I see what you mean by easy to build. Just need a grid with horizontal and vertical groves and tiles with either a vertical or horizontal key. You could have all sorts of different levels of difficulty, some configurations would have very few possible moves at each stage, easy ones. Others would be very difficult.
You could have a third type of tile with a pin instead of a regular key, this could move both horizontally and vertically, like on a regular 15 puzzle. If you had mostly these but a few oriented ones you could get easier puzzles.
You could have all sorts of different pictured/numbered designs.

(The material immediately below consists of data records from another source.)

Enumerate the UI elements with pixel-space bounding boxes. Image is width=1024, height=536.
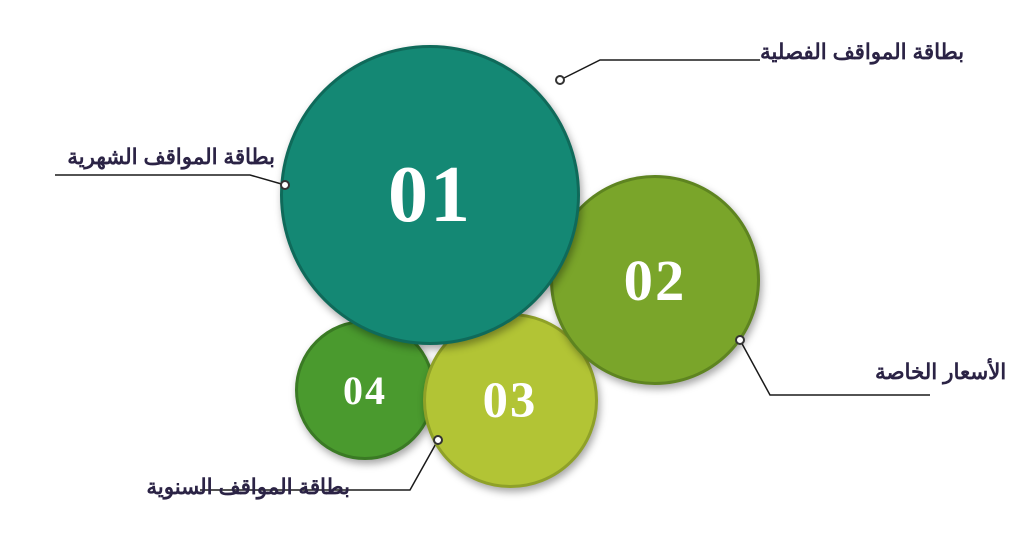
label-02: الأسعار الخاصة bbox=[875, 360, 1006, 385]
circle-01-number: 01 bbox=[388, 150, 472, 241]
leader-dot-04 bbox=[280, 180, 290, 190]
infographic-stage: 04 03 02 01 بطاقة المواقف الفصلية الأسعا… bbox=[0, 0, 1024, 536]
leader-dot-01 bbox=[555, 75, 565, 85]
label-03: بطاقة المواقف السنوية bbox=[146, 475, 350, 500]
circle-02: 02 bbox=[550, 175, 760, 385]
leader-dot-02 bbox=[735, 335, 745, 345]
label-01: بطاقة المواقف الفصلية bbox=[760, 40, 964, 65]
circle-03-number: 03 bbox=[483, 371, 538, 429]
leader-dot-03 bbox=[433, 435, 443, 445]
circle-02-number: 02 bbox=[624, 247, 687, 314]
label-04: بطاقة المواقف الشهرية bbox=[67, 145, 275, 170]
circle-04-number: 04 bbox=[343, 367, 387, 414]
circle-01: 01 bbox=[280, 45, 580, 345]
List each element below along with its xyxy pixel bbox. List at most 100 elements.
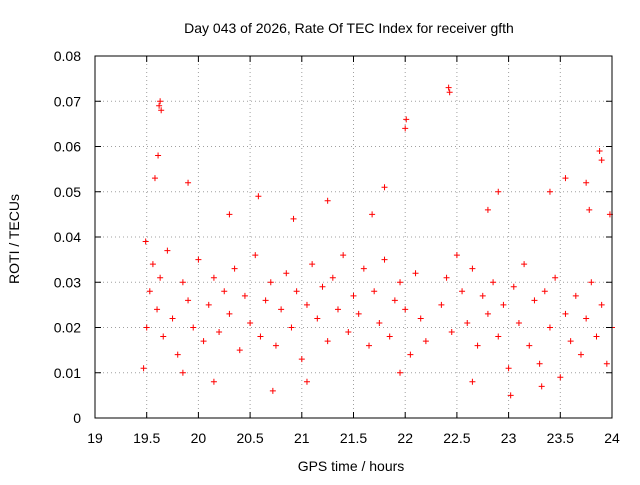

You wouldn't have to stop at two directions (up/down, left/right), if you used circular tiles you could have a puzzle where some pieces moved diagonally too! That would be insane.
I think it would work well on a cube too, the regular slidey puzzle on a cube is a bit redundent, but this! Wow, if you had a picture on each face and the tiles slide as a orimaze you would be able to make some very hard puzzles!
Joined: Sat Mar 22, 2003 9:11 am Location: Marin, CA
Interesting idea with circular motions. Multiple pieces per face has problems with not all the sliding motions being the same, but works if you have exactly one tile per face of the cube.
If each tile has an orientation, and there are two tiles on two axis and one on the third (plus an empty spot) then the underlying puzzle is always held in place by at least one piece on each axis. I just messed with this puzzle on paper, and it seems to be surprisingly hard.
The mechanism funky enough to be worth building on novelty grounds alone.